Dating a man with a spinal cord injury
The intrathecal delivery of the No Go Trap protein delivery has shown axonal growth associated with a certain recovery of function by rats.
We have divided up the data into four blocks, being: Disclosure: The purpose of this section of our website is to provide a summary of the important developments in spinal cord research towards finding a cure or repair / recovery therapy.
In line with the scope and focus of the end Paralysis foundation, we will mainly focus on research projects currently applied or ultimately applicable to chronic spinal cord injury and on therapies that are at clinical or pre-clinical stage and thus have a potential to be applied successfully on human patients.
One of the key scar reduction strategies involves using the Chondroitinase enzyme.
In this chapter we are also covering the therapeutic strategies that are used to neutralize growth inhibitors (often referred to as No Go) after the spinal cord injury, and /or promote nerve growth.
As per the press release: “The company is evaluating strategic options for allowing the cell and gene therapy programs to move forward outside of the company and plans to restart the cervical study once the FDA approves a protocol that allows for enrollment in the United States.” More info here.

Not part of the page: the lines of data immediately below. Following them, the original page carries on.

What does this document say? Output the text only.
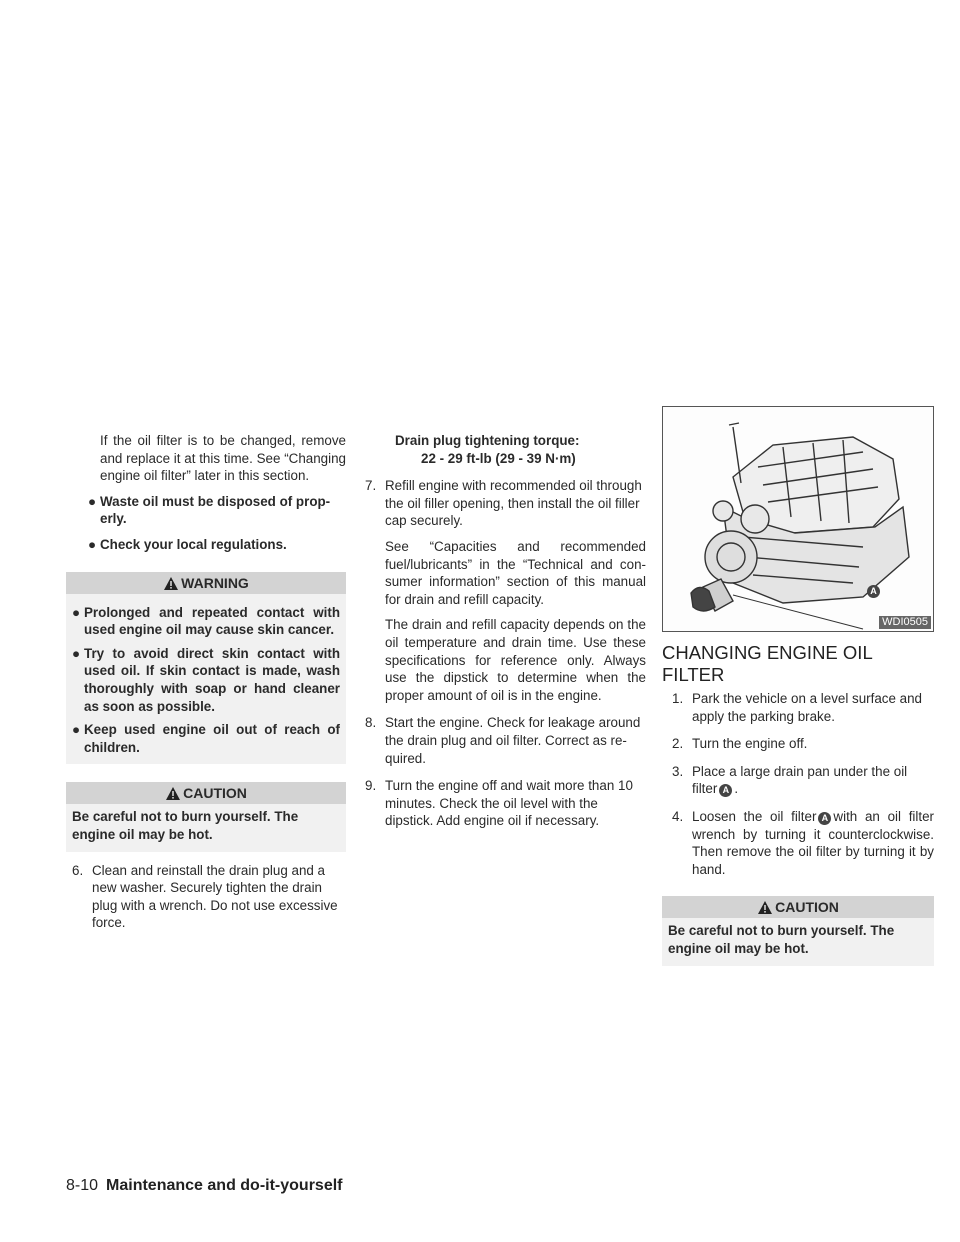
If the oil filter is to be changed, remove and replace it at this time. See “Changing engine oil filter” later in this section.

● Waste oil must be disposed of prop-erly.
● Check your local regulations.
WARNING
● Prolonged and repeated contact with used engine oil may cause skin cancer.
● Try to avoid direct skin contact with used oil. If skin contact is made, wash thoroughly with soap or hand cleaner as soon as possible.
● Keep used engine oil out of reach of children.
CAUTION

Be careful not to burn yourself. The engine oil may be hot.

6. Clean and reinstall the drain plug and a new washer. Securely tighten the drain plug with a wrench. Do not use excessive force.

Drain plug tightening torque:

22 - 29 ft-lb (29 - 39 N·m)

7. Refill engine with recommended oil through the oil filler opening, then install the oil filler cap securely.

See “Capacities and recommended fuel/lubricants” in the “Technical and con-sumer information” section of this manual for drain and refill capacity.

The drain and refill capacity depends on the oil temperature and drain time. Use these specifications for reference only. Always use the dipstick to determine when the proper amount of oil is in the engine.

8. Start the engine. Check for leakage around the drain plug and oil filter. Correct as re-quired.
9. Turn the engine off and wait more than 10 minutes. Check the oil level with the dipstick. Add engine oil if necessary.
A
WDI0505
CHANGING ENGINE OIL FILTER
1. Park the vehicle on a level surface and apply the parking brake.
2. Turn the engine off.
3. Place a large drain pan under the oil filter A .
4. Loosen the oil filter A with an oil filter wrench by turning it counterclockwise. Then remove the oil filter by turning it by hand.
CAUTION

Be careful not to burn yourself. The engine oil may be hot.

8-10 Maintenance and do-it-yourself
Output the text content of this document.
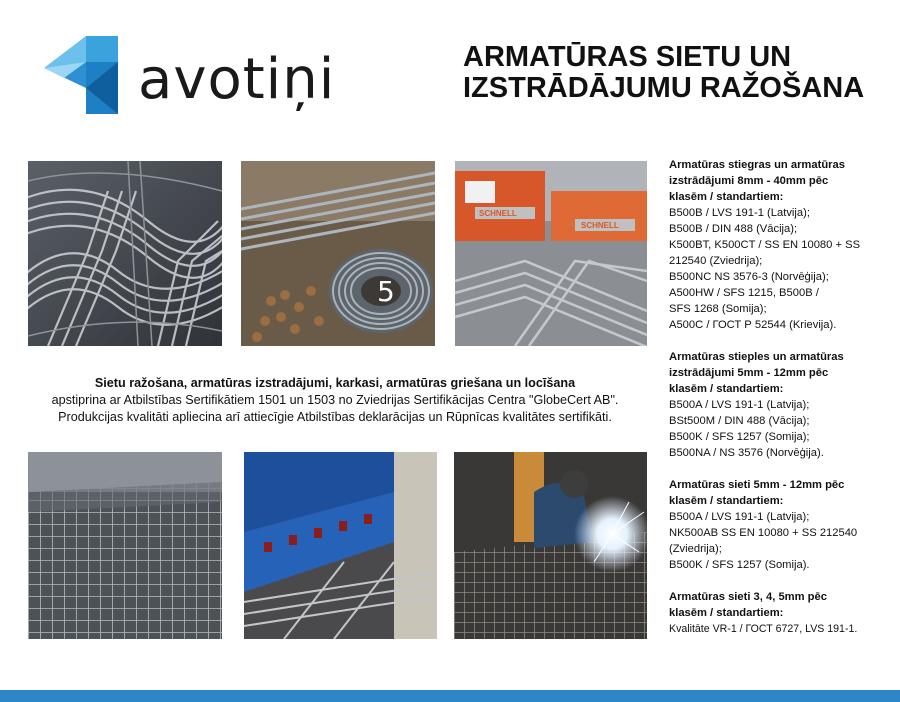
avotiņi	ARMATŪRAS SIETU UN
IZSTRĀDĀJUMU RAŽOŠANA
5
SCHNELL
SCHNELL
Sietu ražošana, armatūras izstradājumi, karkasi, armatūras griešana un locīšana
apstiprina ar Atbilstības Sertifikātiem 1501 un 1503 no Zviedrijas Sertifikācijas Centra "GlobeCert AB".
Produkcijas kvalitāti apliecina arī attiecīgie Atbilstības deklarācijas un Rūpnīcas kvalitātes sertifikāti.
Armatūras stiegras un armatūras
izstrādājumi 8mm - 40mm pēc
klasēm / standartiem:
B500B / LVS 191-1 (Latvija);
B500B / DIN 488 (Vācija);
K500BT, K500CT / SS EN 10080 + SS
212540 (Zviedrija);
B500NC NS 3576-3 (Norvēģija);
A500HW / SFS 1215, B500B /
SFS 1268 (Somija);
A500C / ГОСТ Р 52544 (Krievija).
Armatūras stieples un armatūras
izstrādājumi 5mm - 12mm pēc
klasēm / standartiem:
B500A / LVS 191-1 (Latvija);
BSt500M / DIN 488 (Vācija);
B500K / SFS 1257 (Somija);
B500NA / NS 3576 (Norvēģija).
Armatūras sieti 5mm - 12mm pēc
klasēm / standartiem:
B500A / LVS 191-1 (Latvija);
NK500AB SS EN 10080 + SS 212540
(Zviedrija);
B500K / SFS 1257 (Somija).
Armatūras sieti 3, 4, 5mm pēc
klasēm / standartiem:
Kvalitāte VR-1 / ГОСТ 6727, LVS 191-1.
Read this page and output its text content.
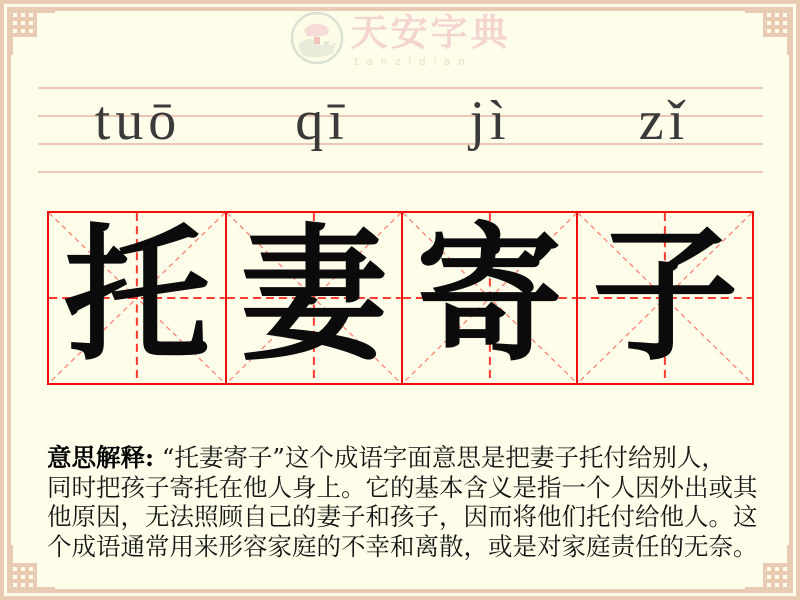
天安字典
tanzidian
tuō qī jì zǐ
托 妻 寄 子
意思解释: “托妻寄子”这个成语字面意思是把妻子托付给别人，
同时把孩子寄托在他人身上。它的基本含义是指一个人因外出或其
他原因，无法照顾自己的妻子和孩子，因而将他们托付给他人。这
个成语通常用来形容家庭的不幸和离散，或是对家庭责任的无奈。
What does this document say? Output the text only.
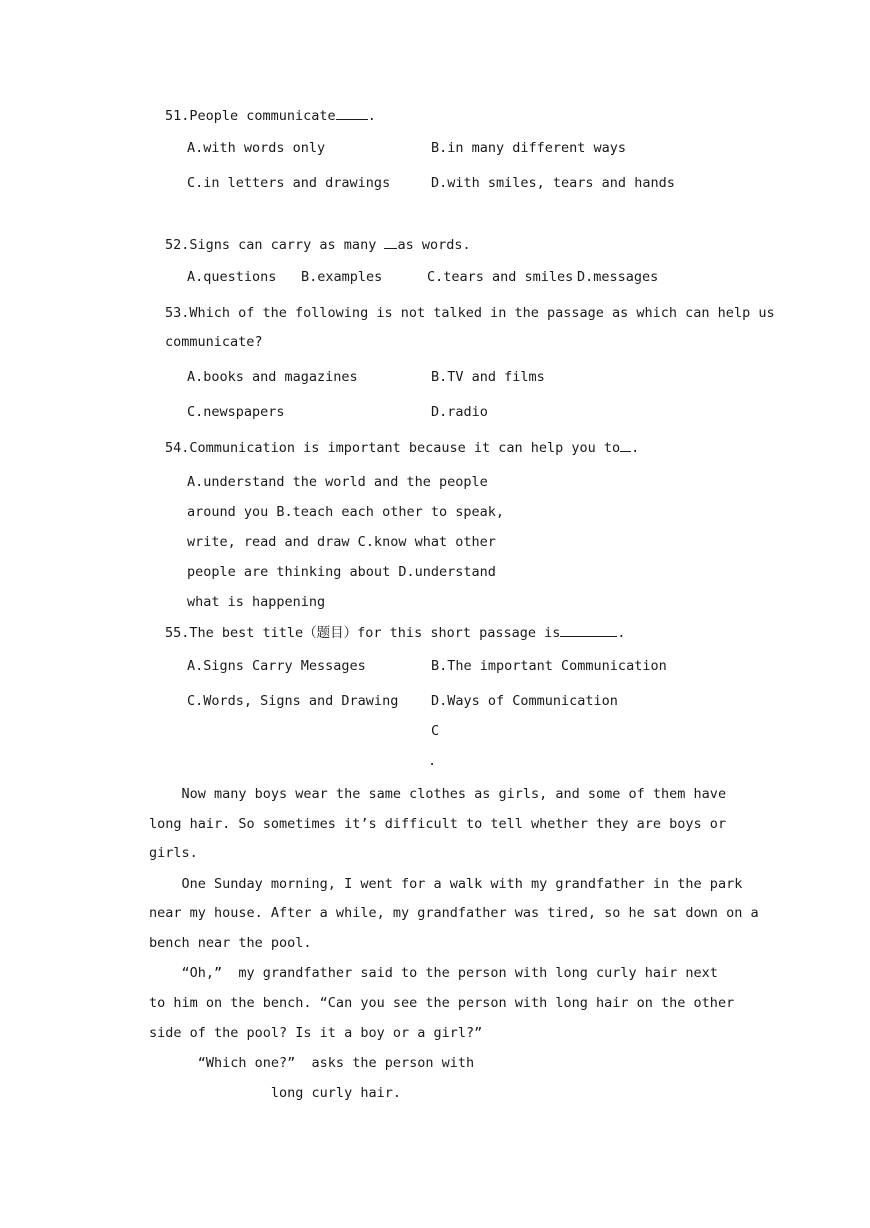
51.People communicate .
A.with words only	B.in many different ways
C.in letters and drawings	D.with smiles, tears and hands
52.Signs can carry as many as words.
A.questions B.examples	C.tears and smiles D.messages
53.Which of the following is not talked in the passage as which can help us
communicate?
A.books and magazines	B.TV and films
C.newspapers	D.radio
54.Communication is important because it can help you to .
A.understand the world and the people
around you B.teach each other to speak,
write, read and draw C.know what other
people are thinking about D.understand
what is happening
55.The best title（题目）for this short passage is	.
A.Signs Carry Messages	B.The important Communication
C.Words, Signs and Drawing D.Ways of Communication
C
.
Now many boys wear the same clothes as girls, and some of them have
long hair. So sometimes it’s difficult to tell whether they are boys or
girls.
One Sunday morning, I went for a walk with my grandfather in the park
near my house. After a while, my grandfather was tired, so he sat down on a
bench near the pool.
“Oh,”  my grandfather said to the person with long curly hair next
to him on the bench. “Can you see the person with long hair on the other
side of the pool? Is it a boy or a girl?”
“Which one?”  asks the person with
long curly hair.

In January 2018 In Vivo’s press release informed “We remain in discussions with the FDA regarding the clinical path forward in support of a Humanitarian Device Exemption filing.
We are working diligently to provide clarity as expeditiously as possible as we evaluate various strategic and financing options.
Should you however strongly desire to take that risk, we would advise you to prefer scientifically driven studies (called “clinical trials”) as mentioned in our website rather than the so-called unproven therapies advertised on the internet.
A spinal cord injury (SCI) is damage to the spinal cord that causes temporary or permanent changes in its function.
More info: here -CANADA: alternative delivery method for Ch’ase. Reggie Eggerton highlights that e-stim may help people with a cervical injury to improve their grasp function, but this study was conducted on rats only.